Of particular interest was enhancement of the already increased insulin sensitivity in CR df/df mice in which longevity was also further extended and the lack of changes in insulin sensitivity in calorically restricted GHRKO mice in which there was no further increase in average life span. We suggest that enhanced insulin sensitivity, in conjunction with reduced insulin levels, may represent an important (although almost certainly not exclusive) mechanism of increased longevity in hypopituitary, growth hormone (GH)-resistant, and calorie-restricted animals.
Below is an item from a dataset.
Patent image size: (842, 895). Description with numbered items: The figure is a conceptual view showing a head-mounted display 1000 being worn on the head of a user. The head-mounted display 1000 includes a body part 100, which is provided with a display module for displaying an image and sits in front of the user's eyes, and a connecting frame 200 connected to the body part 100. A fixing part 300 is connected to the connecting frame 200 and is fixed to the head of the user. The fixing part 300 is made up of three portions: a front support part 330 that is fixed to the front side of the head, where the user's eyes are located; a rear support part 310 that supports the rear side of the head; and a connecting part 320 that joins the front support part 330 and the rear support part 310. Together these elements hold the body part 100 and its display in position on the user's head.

We also report that the effects of GH treatment on insulin sensitivity may be limited to the period of GH administration.”
“Although

studies of Ames and Snell dwarf mice have suggested possible important roles of the growth hormone (GH)/insulin-like growth factor-1 (IGF-1) axis in aging and age-related diseases, the results cannot BTSA1 rule out the possibility of other hormonal changes playing an important role in the life extension exhibited by these dwarf mice. Therefore, growth hormone receptor/binding protein (GHR/BP) knockout (KO) mice Protein Tyrosine Kinase inhibitor would be valuable animals to directly assess the roles of somatotropic axis in aging and age-related

diseases because the primary hormonal change is due to GH/IGF-1 deficiency. Our pathological findings showed GHR/BP KO mice to have a lower incidence and delayed occurrence of fatal neoplastic lesions compared Selisistat manufacturer with their wild-type littermates. These changes of fatal neoplasms are similar to the effects observed with calorie restriction and therefore could possibly be

a major contributing factor to the extended life span observed in the GHR/BP KO mice.”
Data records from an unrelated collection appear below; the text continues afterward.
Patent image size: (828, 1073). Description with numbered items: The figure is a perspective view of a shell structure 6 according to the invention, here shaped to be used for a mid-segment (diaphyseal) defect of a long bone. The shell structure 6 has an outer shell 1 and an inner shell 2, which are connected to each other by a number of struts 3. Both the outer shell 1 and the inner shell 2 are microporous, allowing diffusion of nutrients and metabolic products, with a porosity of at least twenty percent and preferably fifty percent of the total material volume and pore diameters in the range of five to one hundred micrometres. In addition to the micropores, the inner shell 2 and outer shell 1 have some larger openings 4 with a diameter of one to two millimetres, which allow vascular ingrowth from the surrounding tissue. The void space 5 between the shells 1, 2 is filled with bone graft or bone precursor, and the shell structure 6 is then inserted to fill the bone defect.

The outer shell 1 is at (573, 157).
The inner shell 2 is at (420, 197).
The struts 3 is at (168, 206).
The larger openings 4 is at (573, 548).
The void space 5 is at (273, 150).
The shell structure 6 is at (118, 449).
“Superoxide dismutase (SOD) is an enzyme that catalytically removes the superoxide radical () and protects organisms from oxidative damage during normal aging. We demonstrate that not only the cytosolic level but also the mitochondrial level increases in the deletion mutants of sod-1 gene encoding Cu/Zn SOD in Caenorhabditis elegans (C. elegans). Interestingly, this suggests that the activity of SOD-1, which so far has been thought to act mainly in cytoplasm, helps to control the detoxification of also in the mitochondria. We also found functional compensation by other SODs, especially the sod-5 gene, which was induced several fold in the mutants. Therefore, the possibility exists that the compensative expression of sod-5 gene in the sod-1 deficit is associated with the insulin/insulin-like growth factor-1 (Ins/IGF-1) signaling pathway, which regulates longevity and stress resistance of C. elegans because the sod-5 gene may be a target of the pathway.”
“The effects of exercise training on the nitric oxide synthase (NOS) isoform profile in aging fast-twitch (white gastrocnemius [WG]) and slow-twitch (soleus [SOL]) muscle have not been investigated.